The letter she holds is just a shade or two lighter than the rubber gloves that cover her hands. Tottering up the driveway, she finds a family cooking out on their back deck.
“Excuse me, but could you tell me where the post office is?” She calls.
A father, a mother, a son just shy of his teenage years look up, the father answers “six long blocks and then a right.”
“Thank you,” the woman answers, the letter held over her head and her voice strident. “But could you tell me where the post office is?”
“Ah Christ, it’s one of the local fruitcakes.” His father turns his back on her. Watching her wait and wait, the boy sees her slump and give up, her white orthopedic shoes vanishing around the corner. The boy wishes that he could tell her, but he doesn’t know where post office is either.
The following morning, he feels another lazy day stretching to be filled. There was always the island in the shallow river across the street with its nightly collection of empty liquor bottles to break and used condoms to poke with sticks.
Instead he goes to the shattered boardwalk. Some of its splinters still hold riveted benches and empty arcade rooms, their windows long broken. The distant gray ocean slopes and crashes, like him it played alone.
Past railroad tracks and abandoned buildings with black and staring windows, he watches the underbrush for monsters and picks up a piece of rebar that he pretends is a spear. In the distance, he sees the wandering woman with the rubber gloves holds her letter high like a tiny sail. He follows at a careful distance. If she sees him she’ll put a curse on him, or worse, ask him directions to the post office.
Her home is white stucco clad in runaway ivy and the press of years, and the boy decides to investigate. He knows in his boy’s heart that sorcerers hide in plain sight. Pulling his t-shirt off and knotting it around his face, the now masked and shirtless warrior hefts his spear and creeps across the street, drifting like shadow from shrub to shrub, ever closer to the ivy tower.
Stepping into the shadow of her lands, where even the sun is afraid to push its rays through the canopy of willow and oak, his feet rustle in the choked underbrush.
Smelling the rot of tree bark and of the tower, he creeps low to the ground. The acrid spray of her army of guardian cats is thick in the air. Tightening his grip on the spear, he prepares to fight to the death.

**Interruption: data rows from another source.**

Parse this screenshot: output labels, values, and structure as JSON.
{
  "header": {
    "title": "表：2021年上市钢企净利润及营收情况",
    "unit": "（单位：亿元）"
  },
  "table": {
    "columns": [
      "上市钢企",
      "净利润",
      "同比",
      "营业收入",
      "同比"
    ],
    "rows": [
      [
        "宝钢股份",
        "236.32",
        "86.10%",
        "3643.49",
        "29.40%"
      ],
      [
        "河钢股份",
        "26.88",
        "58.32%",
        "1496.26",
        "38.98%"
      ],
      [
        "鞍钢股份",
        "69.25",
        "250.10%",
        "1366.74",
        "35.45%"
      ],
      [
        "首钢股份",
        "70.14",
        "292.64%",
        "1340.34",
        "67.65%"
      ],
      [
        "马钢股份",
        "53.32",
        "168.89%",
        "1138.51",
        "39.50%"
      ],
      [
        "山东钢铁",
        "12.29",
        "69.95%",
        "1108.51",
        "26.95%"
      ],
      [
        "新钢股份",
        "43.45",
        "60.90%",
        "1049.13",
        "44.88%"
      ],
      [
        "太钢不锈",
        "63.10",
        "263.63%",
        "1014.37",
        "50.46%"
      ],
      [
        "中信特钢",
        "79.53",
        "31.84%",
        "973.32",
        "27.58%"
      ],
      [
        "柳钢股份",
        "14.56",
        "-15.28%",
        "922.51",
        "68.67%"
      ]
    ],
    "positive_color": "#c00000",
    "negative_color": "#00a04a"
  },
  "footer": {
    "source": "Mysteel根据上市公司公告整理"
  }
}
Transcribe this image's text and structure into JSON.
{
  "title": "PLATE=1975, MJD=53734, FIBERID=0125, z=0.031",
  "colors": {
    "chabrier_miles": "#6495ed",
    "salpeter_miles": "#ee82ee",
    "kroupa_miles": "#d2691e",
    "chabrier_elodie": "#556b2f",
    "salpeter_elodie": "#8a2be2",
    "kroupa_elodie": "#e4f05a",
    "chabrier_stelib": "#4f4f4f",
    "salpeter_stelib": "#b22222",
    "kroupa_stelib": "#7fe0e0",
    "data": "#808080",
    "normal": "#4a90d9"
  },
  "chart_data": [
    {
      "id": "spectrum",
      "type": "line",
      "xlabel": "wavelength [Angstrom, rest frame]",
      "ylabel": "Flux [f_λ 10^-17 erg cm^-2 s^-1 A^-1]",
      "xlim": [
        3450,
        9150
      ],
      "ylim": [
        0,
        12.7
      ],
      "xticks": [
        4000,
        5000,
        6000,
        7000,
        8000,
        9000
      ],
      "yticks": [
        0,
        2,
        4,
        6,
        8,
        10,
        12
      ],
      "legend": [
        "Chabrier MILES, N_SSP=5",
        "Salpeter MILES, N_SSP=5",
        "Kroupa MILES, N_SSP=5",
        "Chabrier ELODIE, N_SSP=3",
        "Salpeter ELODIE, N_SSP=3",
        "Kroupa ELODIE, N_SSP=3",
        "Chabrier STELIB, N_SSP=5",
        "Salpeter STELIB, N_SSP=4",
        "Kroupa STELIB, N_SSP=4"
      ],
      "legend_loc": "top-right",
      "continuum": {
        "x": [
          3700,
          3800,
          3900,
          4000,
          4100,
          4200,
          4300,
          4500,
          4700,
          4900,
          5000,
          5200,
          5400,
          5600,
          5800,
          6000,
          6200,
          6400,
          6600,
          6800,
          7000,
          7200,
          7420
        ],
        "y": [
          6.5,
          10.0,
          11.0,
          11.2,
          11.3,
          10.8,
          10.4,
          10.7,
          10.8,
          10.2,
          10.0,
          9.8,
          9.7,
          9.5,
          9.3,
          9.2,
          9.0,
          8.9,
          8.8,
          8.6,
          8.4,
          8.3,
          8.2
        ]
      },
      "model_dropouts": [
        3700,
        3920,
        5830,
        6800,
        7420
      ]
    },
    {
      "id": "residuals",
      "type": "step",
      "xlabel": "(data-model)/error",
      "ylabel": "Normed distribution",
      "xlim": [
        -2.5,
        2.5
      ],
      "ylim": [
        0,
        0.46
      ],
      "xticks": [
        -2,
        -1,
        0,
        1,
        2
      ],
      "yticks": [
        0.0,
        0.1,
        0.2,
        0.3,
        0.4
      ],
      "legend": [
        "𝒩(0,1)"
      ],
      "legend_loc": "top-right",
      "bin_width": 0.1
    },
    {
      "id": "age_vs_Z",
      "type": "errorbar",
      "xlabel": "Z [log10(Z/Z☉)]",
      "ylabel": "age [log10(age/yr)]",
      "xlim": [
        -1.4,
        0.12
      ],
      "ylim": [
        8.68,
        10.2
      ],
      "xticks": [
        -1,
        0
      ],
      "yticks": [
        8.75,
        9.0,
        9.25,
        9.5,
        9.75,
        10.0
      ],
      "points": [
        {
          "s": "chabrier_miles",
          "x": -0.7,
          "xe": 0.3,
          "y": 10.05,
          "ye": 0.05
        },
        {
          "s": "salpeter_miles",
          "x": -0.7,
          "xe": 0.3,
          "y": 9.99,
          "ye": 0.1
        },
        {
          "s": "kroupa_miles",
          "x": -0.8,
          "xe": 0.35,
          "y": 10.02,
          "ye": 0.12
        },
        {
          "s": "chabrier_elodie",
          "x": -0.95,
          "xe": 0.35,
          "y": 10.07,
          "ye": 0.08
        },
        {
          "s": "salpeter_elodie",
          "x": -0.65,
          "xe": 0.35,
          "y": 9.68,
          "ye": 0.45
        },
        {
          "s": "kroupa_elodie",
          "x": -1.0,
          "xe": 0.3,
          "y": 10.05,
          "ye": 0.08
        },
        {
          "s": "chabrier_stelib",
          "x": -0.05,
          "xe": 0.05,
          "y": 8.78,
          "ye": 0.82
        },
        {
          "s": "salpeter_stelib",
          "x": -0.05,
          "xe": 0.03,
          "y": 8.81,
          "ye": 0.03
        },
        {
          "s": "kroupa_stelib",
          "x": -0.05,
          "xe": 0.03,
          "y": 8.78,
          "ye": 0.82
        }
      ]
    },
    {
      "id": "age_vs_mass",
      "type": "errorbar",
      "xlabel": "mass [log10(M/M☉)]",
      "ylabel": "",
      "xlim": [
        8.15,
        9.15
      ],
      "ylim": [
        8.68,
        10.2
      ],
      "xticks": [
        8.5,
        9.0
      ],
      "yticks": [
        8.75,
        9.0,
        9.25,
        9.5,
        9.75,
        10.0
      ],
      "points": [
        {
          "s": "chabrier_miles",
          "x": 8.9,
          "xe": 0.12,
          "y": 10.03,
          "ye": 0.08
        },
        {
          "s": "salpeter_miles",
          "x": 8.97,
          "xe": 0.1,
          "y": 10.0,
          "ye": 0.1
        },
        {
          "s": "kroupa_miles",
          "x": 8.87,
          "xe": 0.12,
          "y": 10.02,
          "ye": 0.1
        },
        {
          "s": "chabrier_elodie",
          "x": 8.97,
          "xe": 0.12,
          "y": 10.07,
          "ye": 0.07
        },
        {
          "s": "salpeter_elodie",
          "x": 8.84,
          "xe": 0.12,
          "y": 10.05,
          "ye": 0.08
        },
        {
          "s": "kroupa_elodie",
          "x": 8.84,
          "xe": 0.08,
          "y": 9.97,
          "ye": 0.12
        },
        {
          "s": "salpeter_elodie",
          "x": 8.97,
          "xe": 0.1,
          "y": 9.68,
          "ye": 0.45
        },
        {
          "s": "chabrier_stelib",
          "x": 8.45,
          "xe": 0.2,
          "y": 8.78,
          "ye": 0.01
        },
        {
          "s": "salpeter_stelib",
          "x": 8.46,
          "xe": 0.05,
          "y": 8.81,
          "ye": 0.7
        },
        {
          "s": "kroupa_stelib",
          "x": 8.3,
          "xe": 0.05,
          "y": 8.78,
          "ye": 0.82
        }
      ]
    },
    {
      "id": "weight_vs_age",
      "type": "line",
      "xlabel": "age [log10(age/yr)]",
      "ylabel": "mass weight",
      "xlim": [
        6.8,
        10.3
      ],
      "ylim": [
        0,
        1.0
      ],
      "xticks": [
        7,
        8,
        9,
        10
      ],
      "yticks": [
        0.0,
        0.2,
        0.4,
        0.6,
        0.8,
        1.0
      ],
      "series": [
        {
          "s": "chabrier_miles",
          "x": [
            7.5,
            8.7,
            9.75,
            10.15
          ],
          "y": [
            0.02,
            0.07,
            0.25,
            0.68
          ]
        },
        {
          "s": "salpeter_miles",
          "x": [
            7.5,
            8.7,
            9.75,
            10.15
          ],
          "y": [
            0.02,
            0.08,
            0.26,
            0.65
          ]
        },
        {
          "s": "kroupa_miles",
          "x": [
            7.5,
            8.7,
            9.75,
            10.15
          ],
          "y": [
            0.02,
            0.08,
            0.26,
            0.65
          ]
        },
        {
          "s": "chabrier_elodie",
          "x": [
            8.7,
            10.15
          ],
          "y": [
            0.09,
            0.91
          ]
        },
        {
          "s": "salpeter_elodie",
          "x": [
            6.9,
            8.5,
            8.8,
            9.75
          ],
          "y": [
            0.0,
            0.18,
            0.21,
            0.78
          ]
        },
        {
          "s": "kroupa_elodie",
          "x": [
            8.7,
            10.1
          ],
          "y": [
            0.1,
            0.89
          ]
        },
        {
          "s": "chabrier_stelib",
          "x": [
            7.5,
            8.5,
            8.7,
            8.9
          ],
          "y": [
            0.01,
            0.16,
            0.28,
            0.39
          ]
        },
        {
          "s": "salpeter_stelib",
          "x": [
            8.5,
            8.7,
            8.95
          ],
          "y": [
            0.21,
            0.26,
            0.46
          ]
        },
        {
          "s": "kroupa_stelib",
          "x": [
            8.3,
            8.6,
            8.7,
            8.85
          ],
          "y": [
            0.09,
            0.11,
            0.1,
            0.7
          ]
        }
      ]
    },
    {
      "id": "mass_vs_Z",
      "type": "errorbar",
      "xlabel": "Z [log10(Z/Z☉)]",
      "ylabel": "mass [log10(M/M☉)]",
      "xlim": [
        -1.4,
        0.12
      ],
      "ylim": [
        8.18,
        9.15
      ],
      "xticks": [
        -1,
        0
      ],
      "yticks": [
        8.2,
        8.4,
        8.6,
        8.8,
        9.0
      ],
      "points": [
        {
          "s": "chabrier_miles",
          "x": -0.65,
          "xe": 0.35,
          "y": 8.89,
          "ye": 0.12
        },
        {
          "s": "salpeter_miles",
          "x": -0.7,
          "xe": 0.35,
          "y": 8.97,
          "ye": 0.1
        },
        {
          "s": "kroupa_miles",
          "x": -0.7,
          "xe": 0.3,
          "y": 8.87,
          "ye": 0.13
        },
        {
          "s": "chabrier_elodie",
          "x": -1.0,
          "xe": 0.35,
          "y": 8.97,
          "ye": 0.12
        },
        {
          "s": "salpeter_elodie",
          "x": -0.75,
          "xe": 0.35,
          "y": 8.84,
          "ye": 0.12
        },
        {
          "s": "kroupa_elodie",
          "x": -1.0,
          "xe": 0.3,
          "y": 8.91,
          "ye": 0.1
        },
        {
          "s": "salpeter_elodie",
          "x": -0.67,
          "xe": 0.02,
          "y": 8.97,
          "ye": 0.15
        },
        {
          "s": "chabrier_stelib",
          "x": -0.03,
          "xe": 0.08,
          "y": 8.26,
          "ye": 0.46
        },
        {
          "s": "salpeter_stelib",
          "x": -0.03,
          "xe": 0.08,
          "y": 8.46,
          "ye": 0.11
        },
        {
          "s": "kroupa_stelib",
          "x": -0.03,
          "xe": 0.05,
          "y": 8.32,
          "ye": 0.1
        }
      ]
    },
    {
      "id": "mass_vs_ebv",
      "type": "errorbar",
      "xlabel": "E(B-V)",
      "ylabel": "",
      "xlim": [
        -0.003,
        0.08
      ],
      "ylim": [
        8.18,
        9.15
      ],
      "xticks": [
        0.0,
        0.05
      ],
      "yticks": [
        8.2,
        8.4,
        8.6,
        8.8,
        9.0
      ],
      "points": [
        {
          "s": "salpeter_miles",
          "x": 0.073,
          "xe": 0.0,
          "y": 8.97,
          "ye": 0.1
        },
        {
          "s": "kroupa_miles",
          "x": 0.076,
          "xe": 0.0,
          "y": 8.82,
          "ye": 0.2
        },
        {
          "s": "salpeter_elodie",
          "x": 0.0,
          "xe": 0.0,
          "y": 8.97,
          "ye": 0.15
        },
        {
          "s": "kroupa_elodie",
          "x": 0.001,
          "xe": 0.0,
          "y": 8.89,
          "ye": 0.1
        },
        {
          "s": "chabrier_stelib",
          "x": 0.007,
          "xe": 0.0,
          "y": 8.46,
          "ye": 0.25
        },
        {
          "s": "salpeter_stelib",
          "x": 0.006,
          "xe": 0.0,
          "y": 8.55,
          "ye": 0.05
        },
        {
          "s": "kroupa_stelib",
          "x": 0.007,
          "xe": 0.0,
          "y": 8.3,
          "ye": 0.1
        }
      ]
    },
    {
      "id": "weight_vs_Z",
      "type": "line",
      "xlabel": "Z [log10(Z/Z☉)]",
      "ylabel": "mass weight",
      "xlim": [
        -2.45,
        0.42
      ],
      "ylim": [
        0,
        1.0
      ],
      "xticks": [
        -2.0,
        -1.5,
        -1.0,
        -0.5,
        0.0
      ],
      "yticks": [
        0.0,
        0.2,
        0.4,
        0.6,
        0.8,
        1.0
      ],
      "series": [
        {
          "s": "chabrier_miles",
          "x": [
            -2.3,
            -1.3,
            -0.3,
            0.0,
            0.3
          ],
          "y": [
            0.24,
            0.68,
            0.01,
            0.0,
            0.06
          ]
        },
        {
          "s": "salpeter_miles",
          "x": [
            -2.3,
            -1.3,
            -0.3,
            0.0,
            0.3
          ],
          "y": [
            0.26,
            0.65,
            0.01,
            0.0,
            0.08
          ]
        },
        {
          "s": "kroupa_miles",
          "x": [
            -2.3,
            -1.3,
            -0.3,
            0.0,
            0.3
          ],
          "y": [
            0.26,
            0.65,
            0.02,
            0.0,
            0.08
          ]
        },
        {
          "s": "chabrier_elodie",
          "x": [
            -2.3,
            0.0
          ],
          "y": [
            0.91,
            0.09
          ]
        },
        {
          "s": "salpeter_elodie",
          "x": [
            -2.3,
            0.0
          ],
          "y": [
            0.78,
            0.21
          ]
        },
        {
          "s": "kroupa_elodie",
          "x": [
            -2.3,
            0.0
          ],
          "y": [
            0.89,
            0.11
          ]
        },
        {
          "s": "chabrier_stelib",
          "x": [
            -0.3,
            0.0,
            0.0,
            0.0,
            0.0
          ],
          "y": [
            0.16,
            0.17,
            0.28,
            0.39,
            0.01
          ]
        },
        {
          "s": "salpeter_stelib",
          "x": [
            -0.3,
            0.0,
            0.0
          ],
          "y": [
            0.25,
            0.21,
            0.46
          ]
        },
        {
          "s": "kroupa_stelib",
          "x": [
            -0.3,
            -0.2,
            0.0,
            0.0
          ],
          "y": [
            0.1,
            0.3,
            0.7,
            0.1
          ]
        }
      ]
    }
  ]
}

Against the outer wall of the Ivy Tower, he peers into the black windows by his feet, dusted over with cobwebs. Her dungeon holds no prisoners now, at least none alive, and he says a silent prayer for the deceased.
Stopped under a window, he looks up and ducks lower when he sees green eyes and black fur blending with the shadows and dirty glass: one of her cats. Freezing, terror and readiness soak his muscles as he shifts his rusty iron spear for the pounce of the beast.
“Sally? What is it?” A quavering voice asks and the sorcerer’s face is at the window with the cat, pressing her yellow-gloved hands against the glass and staring out onto her overgrown lawn with vacant confusion and lost terror.
“Is somebody out there? I will call the police. Please don’t hurt me I don’t have anything of value.”
She waits, mouth anguished, eyes on nothing.
“Please?”
Like a hammer through a wineglass, her fear shatters his fantasy and he remembers that he is only a boy with his t-shirt wrapped around his head and a piece of scrap iron.
Dropping the rebar to be swallowed up by the ivy at his feet, the boy runs and prays that she cannot see him. Shame rises inside him, pushing him home like a bit of driftwood caught in the surf.
Gasping in his driveway, the smell of cat urine and her rotting home lingers in his nostrils like a rebuke, twisting his guts.